Hironomiya would like
"international" bride
It's all right to dream, but it's wrong to marry
By William Wetherall
A version of this article appeared in
Far Eastern Economic Review, 130(50), 19 December 1985, page 85
Like other heirs-apparent to Japan's 124-generation throne, Prince Hiro (Hironomiya Naruhito) had been reared in a nearly germ-free bubble. But in the summer of 1983 he ventured to the septic wilds of Oxford's Merton College to study marine transportation in medieval Europe. He shared campus life with other, graduate students washed and ironed his own clothes, missed Japanese food, collected silver spoons, invited classmates to his room for hot sake when not throwing darts at a local pub, and otherwise discovered the pleasures and pains of being a prince in a European country.
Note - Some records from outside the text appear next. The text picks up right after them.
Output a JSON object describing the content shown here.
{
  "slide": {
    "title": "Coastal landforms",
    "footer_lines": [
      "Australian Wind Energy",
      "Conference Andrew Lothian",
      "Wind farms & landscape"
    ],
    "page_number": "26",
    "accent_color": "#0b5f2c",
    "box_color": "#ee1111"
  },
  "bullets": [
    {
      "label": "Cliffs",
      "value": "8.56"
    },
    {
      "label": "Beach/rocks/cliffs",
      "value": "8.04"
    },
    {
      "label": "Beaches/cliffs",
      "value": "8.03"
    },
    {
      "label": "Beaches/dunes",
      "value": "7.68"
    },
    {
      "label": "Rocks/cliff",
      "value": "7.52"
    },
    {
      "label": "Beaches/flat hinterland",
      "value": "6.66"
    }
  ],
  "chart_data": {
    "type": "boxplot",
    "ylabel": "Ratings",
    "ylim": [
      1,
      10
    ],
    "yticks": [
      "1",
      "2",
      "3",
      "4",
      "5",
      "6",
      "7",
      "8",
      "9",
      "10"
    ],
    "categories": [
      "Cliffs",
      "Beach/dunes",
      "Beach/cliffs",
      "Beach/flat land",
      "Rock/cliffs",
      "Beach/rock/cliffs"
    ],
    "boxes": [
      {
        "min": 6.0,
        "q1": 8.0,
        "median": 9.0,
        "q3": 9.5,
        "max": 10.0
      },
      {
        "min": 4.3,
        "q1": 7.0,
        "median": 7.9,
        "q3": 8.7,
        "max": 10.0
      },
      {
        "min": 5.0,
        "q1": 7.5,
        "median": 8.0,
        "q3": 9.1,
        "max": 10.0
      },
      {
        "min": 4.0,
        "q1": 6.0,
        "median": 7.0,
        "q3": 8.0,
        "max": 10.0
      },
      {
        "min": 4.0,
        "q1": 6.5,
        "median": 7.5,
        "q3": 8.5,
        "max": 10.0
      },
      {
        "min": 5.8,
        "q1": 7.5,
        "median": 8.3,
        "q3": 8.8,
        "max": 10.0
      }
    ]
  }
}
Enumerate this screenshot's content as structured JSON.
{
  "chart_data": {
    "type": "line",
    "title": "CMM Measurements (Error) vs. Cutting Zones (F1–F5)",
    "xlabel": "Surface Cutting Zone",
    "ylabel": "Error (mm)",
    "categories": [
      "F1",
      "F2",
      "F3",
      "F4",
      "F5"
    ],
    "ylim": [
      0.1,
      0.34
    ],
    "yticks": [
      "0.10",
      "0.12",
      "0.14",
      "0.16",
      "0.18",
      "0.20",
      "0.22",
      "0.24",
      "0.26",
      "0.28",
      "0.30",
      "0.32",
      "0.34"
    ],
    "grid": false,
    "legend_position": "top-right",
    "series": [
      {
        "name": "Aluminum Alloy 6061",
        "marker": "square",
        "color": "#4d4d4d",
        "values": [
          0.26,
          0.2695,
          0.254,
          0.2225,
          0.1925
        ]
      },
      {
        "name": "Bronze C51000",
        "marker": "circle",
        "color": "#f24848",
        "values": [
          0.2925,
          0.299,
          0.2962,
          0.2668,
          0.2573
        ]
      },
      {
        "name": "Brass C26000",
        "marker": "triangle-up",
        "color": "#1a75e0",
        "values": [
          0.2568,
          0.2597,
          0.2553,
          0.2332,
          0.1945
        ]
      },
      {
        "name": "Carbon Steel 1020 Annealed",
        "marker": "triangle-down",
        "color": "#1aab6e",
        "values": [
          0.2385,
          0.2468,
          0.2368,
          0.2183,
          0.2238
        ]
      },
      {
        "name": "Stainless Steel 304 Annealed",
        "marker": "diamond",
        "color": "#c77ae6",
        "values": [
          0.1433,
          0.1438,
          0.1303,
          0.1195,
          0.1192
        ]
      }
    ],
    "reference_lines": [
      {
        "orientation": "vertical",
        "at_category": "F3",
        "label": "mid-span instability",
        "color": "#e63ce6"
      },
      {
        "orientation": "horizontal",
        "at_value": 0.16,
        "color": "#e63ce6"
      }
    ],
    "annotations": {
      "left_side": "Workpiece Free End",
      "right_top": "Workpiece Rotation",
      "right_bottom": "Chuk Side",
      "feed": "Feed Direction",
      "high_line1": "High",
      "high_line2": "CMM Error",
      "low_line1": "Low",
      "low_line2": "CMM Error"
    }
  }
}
Hiro is not a mere royal appendage. He is 25, the oldest son of Crown Prince Akihito--whose hair has whitened while watching his own father, Hirohito, become, in six decades, the longest-reigning emperor in Japanese history. He is being groomed as an "international person" in an era that foresees the imperial family playing a greater role in improving Japan's image abroad. Japan's Constitution limits the political activities of the imperial family to ceremonial acts, but Hiro would like to do what he can to ease trade friction and promote mutual understanding.
Hiro returned to his family home, the imperial palace in central Tokyo, at the end of October, along with legions of weekly magazine reporters, who regard him as Japan's most eligible bachelor. Every rumour about the latest entry in the royal marriage sweepstakes is ardently followed up.
Whoever his empress, she will have to be of solid Yamato stock like himself. Japanese have no truck with the European and even Chinese tolerance (to a point) of inter-ethnic marriages. While fortifying his Yamato spirit with "pure Japanese cuisine" during a summer break back home in 1984, Hiro denied stories that he had someone in mind, but he let it be known that he would prefer a kokusaijin (international person)-by which is usually meant a person "able to speak English enough to facilitate the defence of Japanese culture from foreign incursions."
Whatever Hiro meant, he apparently had not yet considered the possibility of an international marriage. "I have never even thought of one," he reportedly stated in early October at a press conference held in London just before his return home via the US. But he added that he wanted to marry a woman who could express her own opinion "when necessary" (in whose judgment he failed to say).
Three weeks later, on the eve of the transpacific last leg of his journey, his answer to the big question had somewhat changed, no doubt because his US itinerary had included a visit to Princeton University, and an "unexpected" audience with the girl of his dreams.
"She's better looking than even her pictures," he blushed when queried about his 15-minute meeting with Brooke Shields. The star put her arm around his shoulders for a picture, exchanged addresses and promised to write, before rushing off to a French class.
"It's difficult for me to express in words the image of the ideal woman that's drawn in my head," Hiro told reporters in San Francisco, practising his bachelor diplomacy. "It used to be the actress Keiko Takeshita, but now it's someone like Brooke Shields, who says things clearly and untimidly. However," he laughed, "I can't marry a foreigner."
This suggests that Hiro has given the idea at least passing thought. One also imagines that the prince's "however" was as close as he could get to "unfortunately" without worrying his pedigree guardians back home.
In Japan, no one seriously thinks that Hiro will be swimming the palace moat to practise his English on glamorous foreign models in Tokyo's Roppongi discotheques. Despite an extraordinary overseas exposure and an outgoing manner that make him more worldly than either his father or grandfather, he lacks the social freedom both granted to and claimed by his often controversial European peers.
If Hiro's almost bonsai-like (wire-controlled) future is in any way lamentable, it is not because the world needs more blue-blooded playboys playing with jet fighters and porn actresses. Nor would a political marriage have meaning in an age when most monarchies are nominally constitutional. But Japan's ban on international marriages for its royalty, though some intermarriage with Koreans has occurred, is sad because it smacks of the ultimate non-tariff barrier.
How can other countries trust the global smile of a nation that keeps its royal children from being the world citizens they would surely become if they were not forced to be so endogamous?